The hot rolling finishing temperature is controlled at a temperature equal to or higher than the Ar3 transformation temperature, and then the cooling is controlled to make the hot-rolled structure finer. Here, the Ar3 transformation temperature or more is preferably performed in a temperature range of 800 to 900 DEG C based on 910 DEG C, which is the hot rolling finishing temperature used in the present invention, and is preferably divided into five passes.

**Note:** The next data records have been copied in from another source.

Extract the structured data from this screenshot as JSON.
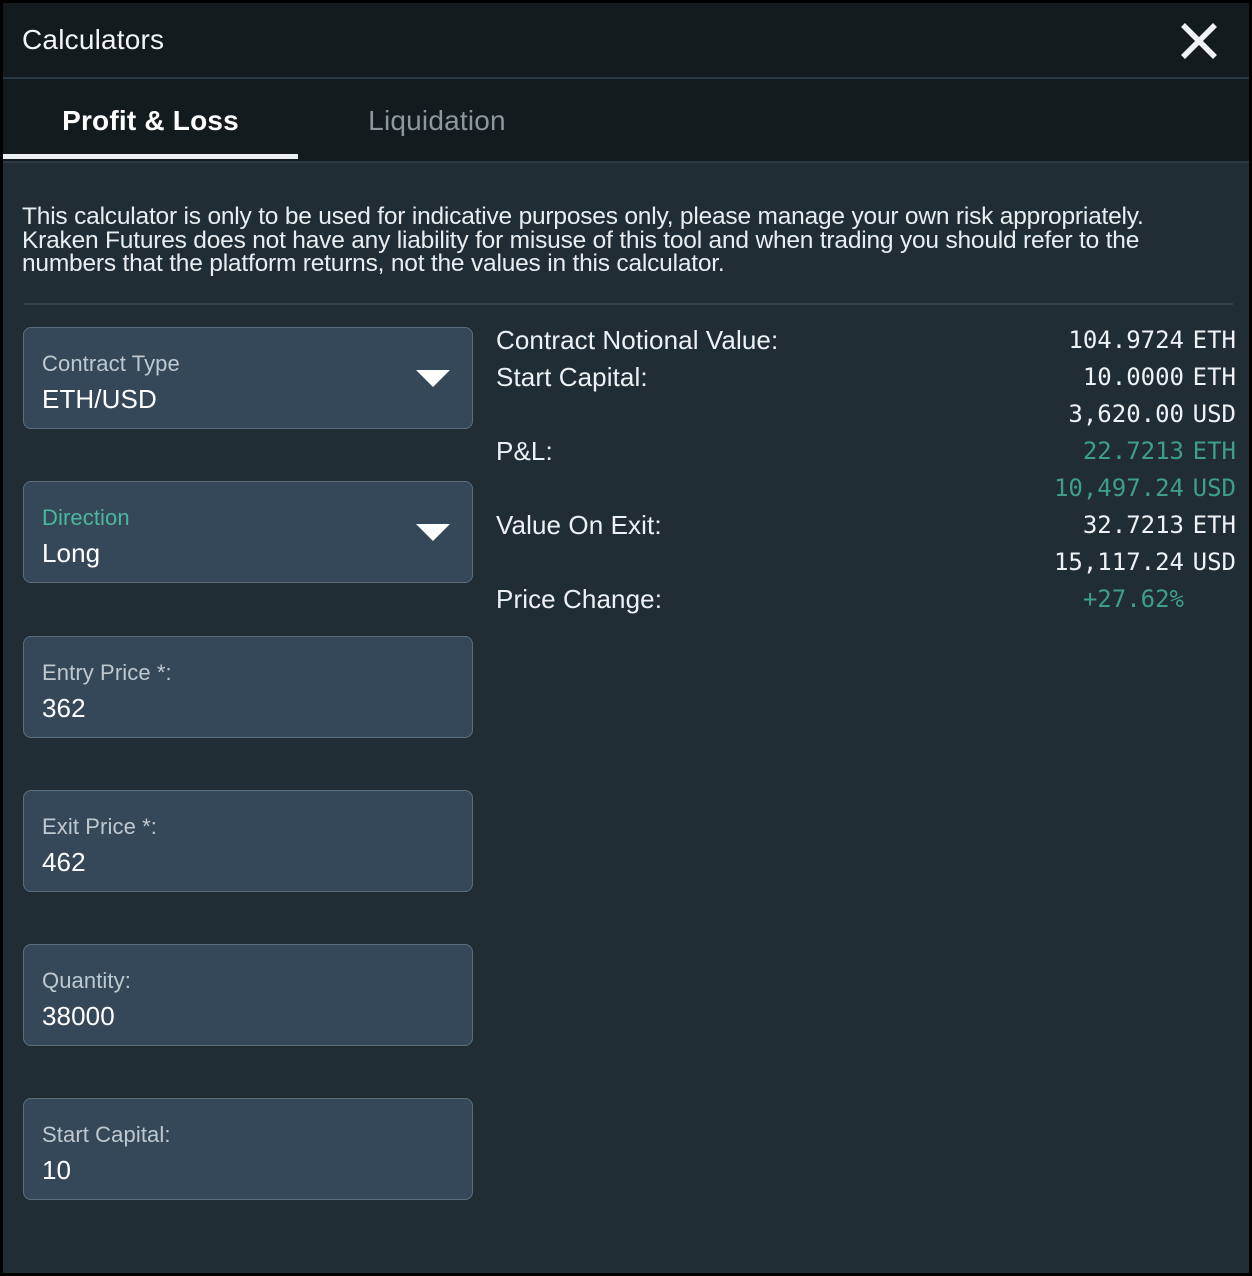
{
  "window": {
    "title": "Calculators",
    "close_icon": "close-icon"
  },
  "tabs": [
    {
      "label": "Profit & Loss",
      "active": true
    },
    {
      "label": "Liquidation",
      "active": false
    }
  ],
  "disclaimer": "This calculator is only to be used for indicative purposes only, please manage your own risk appropriately. Kraken Futures does not have any liability for misuse of this tool and when trading you should refer to the numbers that the platform returns, not the values in this calculator.",
  "form": {
    "contract_type": {
      "label": "Contract Type",
      "value": "ETH/USD",
      "caret_icon": "chevron-down-icon"
    },
    "direction": {
      "label": "Direction",
      "value": "Long",
      "caret_icon": "chevron-down-icon",
      "label_color": "#4cb79b"
    },
    "entry_price": {
      "label": "Entry Price *:",
      "value": "362"
    },
    "exit_price": {
      "label": "Exit Price *:",
      "value": "462"
    },
    "quantity": {
      "label": "Quantity:",
      "value": "38000"
    },
    "start_capital": {
      "label": "Start Capital:",
      "value": "10"
    }
  },
  "results": [
    {
      "label": "Contract Notional Value:",
      "number": "104.9724",
      "unit": "ETH",
      "positive": false
    },
    {
      "label": "Start Capital:",
      "number": "10.0000",
      "unit": "ETH",
      "positive": false
    },
    {
      "label": "",
      "number": "3,620.00",
      "unit": "USD",
      "positive": false
    },
    {
      "label": "P&L:",
      "number": "22.7213",
      "unit": "ETH",
      "positive": true
    },
    {
      "label": "",
      "number": "10,497.24",
      "unit": "USD",
      "positive": true
    },
    {
      "label": "Value On Exit:",
      "number": "32.7213",
      "unit": "ETH",
      "positive": false
    },
    {
      "label": "",
      "number": "15,117.24",
      "unit": "USD",
      "positive": false
    },
    {
      "label": "Price Change:",
      "number": "+27.62%",
      "unit": "",
      "positive": true
    }
  ],
  "colors": {
    "accent_green": "#3f9f86",
    "titlebar_bg": "#141b1f",
    "body_bg": "#212d35",
    "field_bg": "#34485a"
  }
}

If the rolling finish temperature is low, hot rolling at a proper rolling temperature is performed to obtain a fine hot-rolled structure because the drawability due to the asymmetric development of the crystal grains decreases as hot rolling is performed in a region below austenite. After hot rolling, it is preferable to use a high-pressure descaling device or remove the scale of the surface by strong pickling.

[Winding Process]

In the present invention, the hot-rolled steel sheet is rolled at a temperature of 550 to 650 ° C. The carbide is smoothly formed in the wound state to minimize the amount of solid carbon and precipitate AlN to the maximum, thereby minimizing the formation of solid nitrogen. Such a coiling temperature is a temperature for obtaining a structure for obtaining the optimum mechanical properties after the cold rolling and recrystallization heat treatment. When the coiling temperature is less than 550 캜, cold rolling is difficult due to bainite or martensite structure. It is difficult to produce a steel sheet having sufficient strength because the microstructure is coarsened.

[Cold Rolling Process]

In the present invention, the wound hot-rolled coil is picked up again, pickled, and then cold-rolled. In this case, the cold rolling reduction rate is preferably 50 to 80%. In cold rolling, hot-rolled steel is deformed and its strain energy is energy for recrystallization. If the cold rolling reduction is less than 50%, such a deformation effect is small, and if it exceeds 80%, cold rolling is difficult. In addition, in the hot-rolled coil, the composite precipitates are decomposed during rolling, and (100) texture develops during the initial stage of recrystallization, which may deteriorate the drawability and increase the probability of plate cracking occurring at the edge of the steel sheet. Therefore, it is preferable to set the reduction rate range to 50 to 80%.

[Annealing heat treatment and hot-dip plating process]

In the present invention, the cold rolled steel sheet is subjected to recrystallization annealing, and the annealing at this time is preferably performed in a continuous annealing line. Here, the continuous annealing line (CAL) may be a composite line including CGL (Continuous Galvanizing Line) or CVGL (Continuous Vertical Galvanizing Line).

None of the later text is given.